Fui pesquisadora do Inquérito Independente sobre Abuso Sexual Infantil (IICSA). Os meus colegas e eu recebemos e analisámos as experiências de mais de 6.000 sobreviventes de abuso sexual infantil. Aqui está o que eu gostaria que Musk entendesse antes de intervir.
A narrativa nacional em torno dos gangues de aliciamento centrou-se em casos de grande repercussão em Rochdale, Rotherham e outras cidades, onde grupos de homens, principalmente de origem paquistanesa, foram condenados por abuso sexual e violação de mais de mil raparigas entre 1997 e 2013, algumas delas ainda jovens. como 11.
Desde então, uma série de inquéritos e análises locais concluíram que houve falhas em vários níveis na investigação e resposta adequada aos crimes. Durante todo o processo, alguns políticos e activistas argumentaram que estes gangues (e outros da mesma origem étnica ou religiosa) representam a maior ameaça à segurança sexual das crianças.
A realidade é que uma ameaça muito maior é representada por pessoas da família e conhecidos e – num país maioritariamente branco como o Reino Unido – provavelmente por perpetradores brancos.
Um inquérito em Rotherham reconheceu claramente que “não existe uma ligação simples entre a raça e a exploração sexual infantil, e em todo o Reino Unido o maior número de perpetradores de CSE [child sexual exploitation] são homens brancos”.
Esta narrativa também evita convenientemente a investigação do Ministério do Interior de 2020, que sugere que a maioria dos infratores na exploração organizada são brancos.
Existem muitos desafios na recolha de dados quando se trata da etnia dos infratores. Mas os números brutos mostram que estes casos específicos de gangues de aliciamento não são representativos dos problemas generalizados de abuso infantil no Reino Unido. E não existem dados que sugiram que qualquer raça ou origem étnica esteja predisposta ao abuso sexual.
Os fatos sobre o abuso
No Reino Unido, as evidências mostram que a maioria dos abusos sexuais de crianças é perpetrada por um membro da família, amigo ou conhecido.
Uma investigação da IICSA descobriu que 47% dos milhares de participantes com quem falámos foram abusados sexualmente por um membro da família e 42% na casa da família. O próximo perpetrador e localização mais comum foram relatados menos da metade (outro relacionamento 26%, escola 15%).
O abuso que ocorre no seio das famílias continua a ser altamente estigmatizado. Muitos dos que vivenciam esta situação não a denunciam, muitas vezes porque sentem que não serão acreditados ou protegidos de forma adequada.

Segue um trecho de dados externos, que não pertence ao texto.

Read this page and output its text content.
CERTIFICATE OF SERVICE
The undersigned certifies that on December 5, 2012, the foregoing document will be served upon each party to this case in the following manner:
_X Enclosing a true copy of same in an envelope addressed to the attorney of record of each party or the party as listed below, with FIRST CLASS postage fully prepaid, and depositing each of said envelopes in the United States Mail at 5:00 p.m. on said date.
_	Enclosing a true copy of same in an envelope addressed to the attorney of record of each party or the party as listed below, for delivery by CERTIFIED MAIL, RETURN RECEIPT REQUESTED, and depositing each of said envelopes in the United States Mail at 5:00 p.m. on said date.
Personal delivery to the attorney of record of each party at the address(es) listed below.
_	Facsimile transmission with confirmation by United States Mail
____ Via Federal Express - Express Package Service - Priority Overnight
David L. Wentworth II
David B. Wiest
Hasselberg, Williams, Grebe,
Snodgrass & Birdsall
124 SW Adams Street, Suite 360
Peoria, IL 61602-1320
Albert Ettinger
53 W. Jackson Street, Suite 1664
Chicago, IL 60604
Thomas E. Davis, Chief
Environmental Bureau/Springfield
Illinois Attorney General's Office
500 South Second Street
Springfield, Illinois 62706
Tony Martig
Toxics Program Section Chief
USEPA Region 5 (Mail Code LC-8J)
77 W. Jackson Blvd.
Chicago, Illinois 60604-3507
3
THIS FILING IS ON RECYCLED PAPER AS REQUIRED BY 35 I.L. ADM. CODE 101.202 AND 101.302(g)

A investigação disponível mostra que o abuso sexual infantil é um problema global, maior do que qualquer cultura ou etnia individual. Um estudo global realizado em 2011 concluiu que as taxas eram mais baixas na Ásia e mais altas na Austrália. Os investigadores reconheceram que isto se devia provavelmente aos mecanismos de notificação e aos métodos de investigação, e não a diferenças culturais inatas.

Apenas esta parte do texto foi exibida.